Irak'ın içinden gelen bilgileri çok yakından izleyen bir isim aradı. Geçen haftanın yoğun gündeminde gözlerden kaçan bir habere dikkat çekti. Başlığı, "Irak lideri Celal Talabani ABD'ye gitti'' şeklindeydi. Sonra da şubat ayında yine gazetelerdeki küçük bir başka haberi daha hatırlattı. O da Talabani'nin yoğun iş temposu nedeni ile Ürdün'e apar topar hastaneye götürüldüğü yönündeydi. Gerçekten de, şubat sonunda, Talabani ile ilgili ilk rahatsızlık haberinde şu cümleler yer alıyordu: "Yoğun iş temposundan dolayı hastalandı. Tıbbi tahliller için Ürdün'deki Kral Hüseyin Hastanesi'ne götürüldü. 74 yaşındaki Devlet Başkanı için Ürdünlü doktorlar çeşitli testler yapılmasını istediler." Geçen hafta da, Irak Devlet Başkanı Talabani'nin tek sağlık sorunu olan aşırı kilolarını vermek ve rahatlamak nedeni ile hem de Süleymaniye'den kalkan bir uçakla tam üç haftalığına ABD'ye gittiği belirtiliyordu. Yine tıbbi kontrollerden geçecekti. Irak uzmanı, anlatmaya devam etti: "Burada dikkat çeken unsurlar var. Talabani, sadece bir kilo sorunu, kısa süreli fenalaşma için Irak'taki tam teşekküllü Amerikan hastaneleri yerine önce Ürdün'e ardından da ta ABD'ye kadar gitmez. İlk açıklamalarda, yorgunluk deniyordu. Sonra iş aşırı kilolara döndü. Sorunlar sadece bu kadar ise Ürdün'de, yetmeyip, bir de ABD'de bu kadar detaylı tıbbi testlere neden tutulur? Durum göründüğü gibi değil. Bize gelen bilgi, Talabani çok hasta. Acil tedaviye ihtiyacı olan ve kontrol altında tutulması gereken oldukça ciddi bir hastalığı var.'' Tabii bu çelişkilere, Irak'ın bu kadar kritik bir dönemden geçtiği sırada Talabani'nin üç hafta ABD'ye gitmesini de eklemek gerekiyor.

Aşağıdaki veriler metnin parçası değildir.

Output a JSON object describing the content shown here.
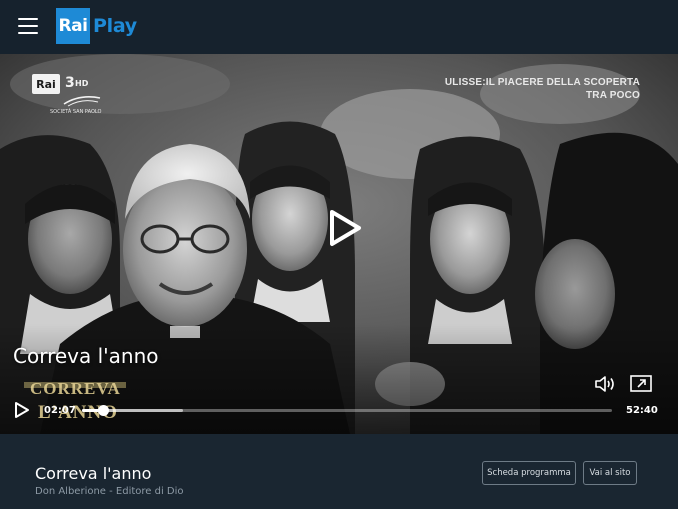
{
  "header": {
    "logo_box": "Rai",
    "logo_text": "Play",
    "menu_icon": "hamburger-menu-icon",
    "brand_color": "#1e8ad6"
  },
  "video": {
    "channel_logo": {
      "rai": "Rai",
      "number": "3",
      "hd": "HD",
      "sponsor": "SOCIETÀ SAN PAOLO"
    },
    "upcoming_line1": "ULISSE:IL PIACERE DELLA SCOPERTA",
    "upcoming_line2": "TRA POCO",
    "title": "Correva l'anno",
    "burned_title_line1": "CORREVA",
    "burned_title_line2": "L'ANNO",
    "center_play_icon": "play-icon",
    "volume_icon": "volume-icon",
    "pip_icon": "picture-in-picture-icon",
    "small_play_icon": "play-icon",
    "time_current": "02:07",
    "time_total": "52:40",
    "progress_fraction": 0.04,
    "buffer_fraction": 0.19
  },
  "info": {
    "title": "Correva l'anno",
    "subtitle": "Don Alberione - Editore di Dio",
    "btn_scheda": "Scheda programma",
    "btn_sito": "Vai al sito"
  }
}
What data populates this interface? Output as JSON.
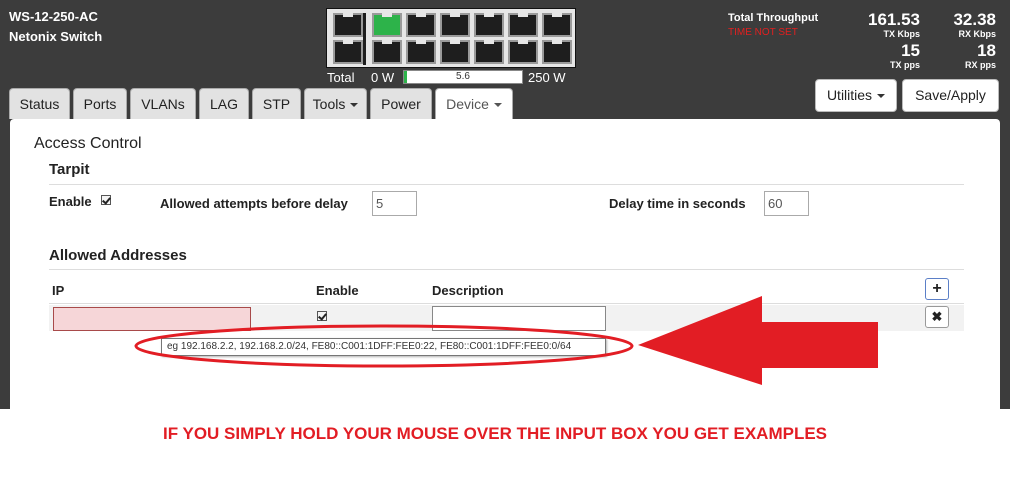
{
  "device": {
    "model": "WS-12-250-AC",
    "name": "Netonix Switch"
  },
  "power": {
    "total_label": "Total",
    "min": "0 W",
    "current": "5.6",
    "max": "250 W",
    "fraction": 0.022
  },
  "throughput": {
    "label": "Total Throughput",
    "status": "TIME NOT SET",
    "tx_kbps": "161.53",
    "tx_kbps_label": "TX Kbps",
    "rx_kbps": "32.38",
    "rx_kbps_label": "RX Kbps",
    "tx_pps": "15",
    "tx_pps_label": "TX pps",
    "rx_pps": "18",
    "rx_pps_label": "RX pps"
  },
  "tabs": [
    {
      "label": "Status"
    },
    {
      "label": "Ports"
    },
    {
      "label": "VLANs"
    },
    {
      "label": "LAG"
    },
    {
      "label": "STP"
    },
    {
      "label": "Tools"
    },
    {
      "label": "Power"
    },
    {
      "label": "Device"
    }
  ],
  "toolbar": {
    "utilities_label": "Utilities",
    "save_label": "Save/Apply"
  },
  "access_control": {
    "title": "Access Control",
    "tarpit": {
      "title": "Tarpit",
      "enable_label": "Enable",
      "attempts_label": "Allowed attempts before delay",
      "attempts_value": "5",
      "delay_label": "Delay time in seconds",
      "delay_value": "60"
    },
    "allowed": {
      "title": "Allowed Addresses",
      "col_ip": "IP",
      "col_enable": "Enable",
      "col_description": "Description",
      "add_label": "+",
      "remove_label": "✖",
      "ip_value": "",
      "description_value": ""
    }
  },
  "tooltip": "eg 192.168.2.2, 192.168.2.0/24, FE80::C001:1DFF:FEE0:22, FE80::C001:1DFF:FEE0:0/64",
  "annotation": {
    "caption": "IF YOU SIMPLY HOLD YOUR MOUSE OVER THE INPUT BOX YOU GET EXAMPLES",
    "color": "#e21d24"
  },
  "colors": {
    "header_bg": "#3c3c3c",
    "port_up": "#2db34a",
    "alert": "#e02020"
  }
}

Celal Talabani, özellikle Irak savaşının ardından Ortadoğu'nun en önemli isimlerinden biri haline geldi. Peşmerge liderliğinden kendini bir zamanlar Saddam yüzünden giremediği Bağdat'taki Başkanlık Sarayı'nın zirvesinde buldu. Ayrıca kendisi Türkiye'nin PKK terörü ile mücadelesinde izlediği inişli çıkışlı politikaları ile tanınıyor. Bakalım, Celal Talabani'nin sağlık durumu gerçekten ne çıkacak? Sonuçları doğrudan Türkiye'yi de ilgilendiriyor. Çünkü bize bu noktaları işaret eden kişinin söyledikleri de yabana atılacak cinsten değil.